Phil and Macy

Phil and Macy

Monday, October 12, 2015

More Monday morning

I’m in bed late on Mondays and it is usually the day I listen to sermons from Faith Bible Church here in Cedar Rapids. I have to admit I have fallen behind. When my son Tom is home I get up at a normal time on Mondays and so I miss listening. I’m about a month behind.

Today I was listening to one from the end of August. In this sermon pastor Steve mentioned me and quoted from my blog. I was very touched. I also have to say it was as if he was talking about somebody else.

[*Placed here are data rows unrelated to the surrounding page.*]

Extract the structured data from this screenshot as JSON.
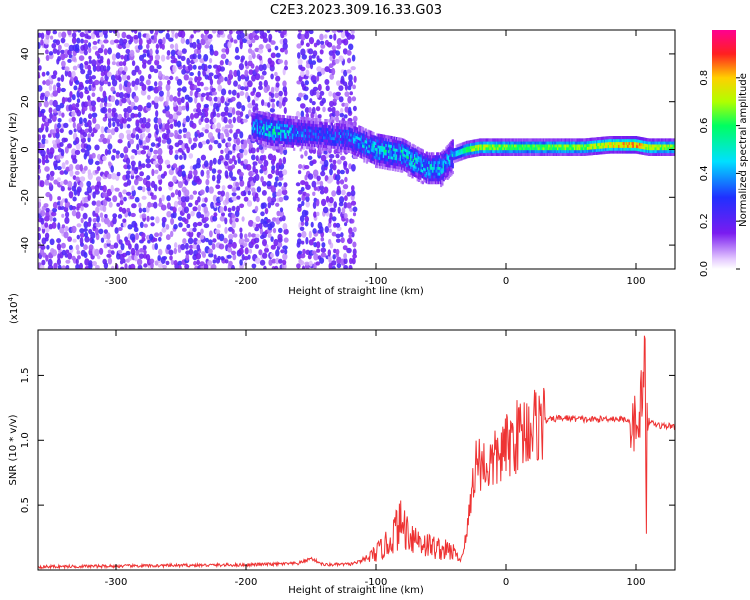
{
  "title": "C2E3.2023.309.16.33.G03",
  "chart_data": [
    {
      "type": "heatmap",
      "xlabel": "Height of straight line (km)",
      "ylabel": "Frequency (Hz)",
      "xlim": [
        -360,
        130
      ],
      "ylim": [
        -50,
        50
      ],
      "x_ticks": [
        "-300",
        "-200",
        "-100",
        "0",
        "100"
      ],
      "y_ticks": [
        "-40",
        "-20",
        "0",
        "20",
        "40"
      ],
      "colorbar": {
        "label": "Normalized spectral amplitude",
        "range": [
          0,
          1
        ],
        "ticks": [
          "0.0",
          "0.2",
          "0.4",
          "0.6",
          "0.8"
        ],
        "colors": [
          "#e6ccff",
          "#7a1cf0",
          "#2030ff",
          "#00e0ff",
          "#00ff60",
          "#b0ff00",
          "#ffd000",
          "#ff2020",
          "#ff0090"
        ]
      },
      "regions": [
        {
          "description": "broadband noise",
          "x_range": [
            -360,
            -170
          ],
          "freq_range": [
            -50,
            50
          ],
          "amplitude": 0.15
        },
        {
          "description": "broadband noise",
          "x_range": [
            -160,
            -115
          ],
          "freq_range": [
            -50,
            50
          ],
          "amplitude": 0.15
        }
      ],
      "ridge": {
        "x": [
          -195,
          -180,
          -160,
          -140,
          -120,
          -100,
          -80,
          -60,
          -50,
          -40,
          -30,
          -20,
          0,
          20,
          40,
          60,
          80,
          100,
          110,
          130
        ],
        "freq": [
          10,
          8,
          7,
          6,
          5,
          0,
          -2,
          -8,
          -8,
          -2,
          0,
          1,
          1,
          1,
          1,
          1,
          2,
          2,
          1,
          1
        ],
        "amplitude": [
          0.35,
          0.5,
          0.35,
          0.3,
          0.35,
          0.45,
          0.5,
          0.45,
          0.45,
          0.4,
          0.7,
          0.75,
          0.7,
          0.65,
          0.7,
          0.7,
          0.8,
          0.9,
          0.75,
          0.7
        ]
      }
    },
    {
      "type": "line",
      "xlabel": "Height of straight line (km)",
      "ylabel": "SNR (10 * v/v)",
      "scale_label": "(x10",
      "scale_exp": "4",
      "scale_close": ")",
      "xlim": [
        -360,
        130
      ],
      "ylim": [
        0,
        18500
      ],
      "x_ticks": [
        "-300",
        "-200",
        "-100",
        "0",
        "100"
      ],
      "y_ticks": [
        "0.5",
        "1.0",
        "1.5"
      ],
      "series": [
        {
          "color": "#ee3333",
          "x": [
            -360,
            -300,
            -250,
            -200,
            -160,
            -150,
            -140,
            -120,
            -110,
            -100,
            -90,
            -85,
            -80,
            -75,
            -70,
            -65,
            -60,
            -50,
            -40,
            -35,
            -30,
            -27,
            -25,
            -23,
            -20,
            -15,
            -10,
            -5,
            0,
            5,
            10,
            20,
            30,
            40,
            50,
            60,
            70,
            80,
            90,
            95,
            100,
            103,
            105,
            107,
            108,
            110,
            115,
            120,
            130
          ],
          "y": [
            250,
            300,
            350,
            400,
            500,
            900,
            400,
            450,
            700,
            1300,
            2100,
            3100,
            3600,
            2900,
            2500,
            2200,
            1900,
            1600,
            1400,
            700,
            2800,
            5600,
            7200,
            8300,
            8400,
            7900,
            8300,
            8800,
            9400,
            10000,
            10500,
            11100,
            11500,
            11700,
            11700,
            11600,
            11600,
            11700,
            11600,
            11600,
            11500,
            12200,
            14800,
            9000,
            11000,
            11500,
            11200,
            11100,
            11100
          ]
        }
      ]
    }
  ]
}
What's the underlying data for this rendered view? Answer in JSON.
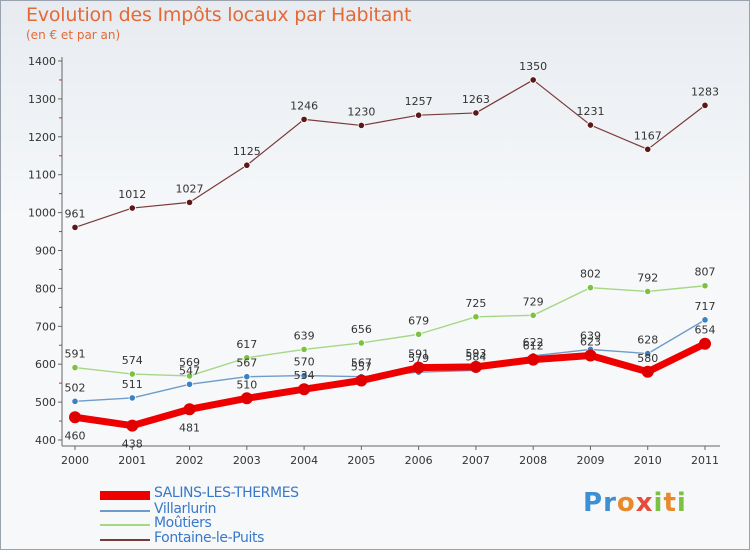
{
  "header": {
    "title": "Evolution des Impôts locaux par Habitant",
    "subtitle": "(en € et par an)"
  },
  "logo": {
    "text": "Proxiti"
  },
  "chart_data": {
    "type": "line",
    "title": "Evolution des Impôts locaux par Habitant",
    "subtitle": "(en € et par an)",
    "xlabel": "",
    "ylabel": "",
    "x": [
      "2000",
      "2001",
      "2002",
      "2003",
      "2004",
      "2005",
      "2006",
      "2007",
      "2008",
      "2009",
      "2010",
      "2011"
    ],
    "ylim": [
      400,
      1400
    ],
    "yticks": [
      400,
      500,
      600,
      700,
      800,
      900,
      1000,
      1100,
      1200,
      1300,
      1400
    ],
    "grid": false,
    "legend": "bottom-left",
    "series": [
      {
        "name": "SALINS-LES-THERMES",
        "color": "#ee0000",
        "point_color": "#e10000",
        "values": [
          460,
          438,
          481,
          510,
          534,
          557,
          591,
          593,
          612,
          623,
          580,
          654
        ],
        "labels": [
          "460",
          "438",
          "481",
          "510",
          "534",
          "557",
          "591",
          "593",
          "612",
          "623",
          "580",
          "654"
        ]
      },
      {
        "name": "Villarlurin",
        "color": "#6f9cc6",
        "point_color": "#3b82c4",
        "values": [
          502,
          511,
          547,
          567,
          570,
          567,
          579,
          584,
          622,
          639,
          628,
          717
        ],
        "labels": [
          "502",
          "511",
          "547",
          "567",
          "570",
          "567",
          "579",
          "584",
          "622",
          "639",
          "628",
          "717"
        ]
      },
      {
        "name": "Moûtiers",
        "color": "#a6d785",
        "point_color": "#7cc242",
        "values": [
          591,
          574,
          569,
          617,
          639,
          656,
          679,
          725,
          729,
          802,
          792,
          807
        ],
        "labels": [
          "591",
          "574",
          "569",
          "617",
          "639",
          "656",
          "679",
          "725",
          "729",
          "802",
          "792",
          "807"
        ]
      },
      {
        "name": "Fontaine-le-Puits",
        "color": "#7a3a3a",
        "point_color": "#5c1717",
        "values": [
          961,
          1012,
          1027,
          1125,
          1246,
          1230,
          1257,
          1263,
          1350,
          1231,
          1167,
          1283
        ],
        "labels": [
          "961",
          "1012",
          "1027",
          "1125",
          "1246",
          "1230",
          "1257",
          "1263",
          "1350",
          "1231",
          "1167",
          "1283"
        ]
      }
    ]
  }
}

I have had this disease for a long time without knowing it clear back to 1999. I have known something was wrong with me as far back as 2006. I was diagnosed in 2009. Even with all these years battling the disease I still do not view myself as being ill. When I think about it seems like somebody else and not me. When I picture myself it is always hiking, biking or kayaking. Most often it is with one of my sons. That is my individual view so when the disease is brought firmly to my attention it seems like it is someone else it happened to.
Maybe that’s denial. Maybe that’s one way of looking at it. I really don’t know. It is how I deal with it though. I’ve always dealt with this disease with denial and prayer. I deny it has any power over me until it forces itself into my thinking and then I pray. I’m sure it should do it the other way around but I am what I am. Maybe someday I’ll learn to pray first. I am not young anymore but I know I still have many lessons to learn!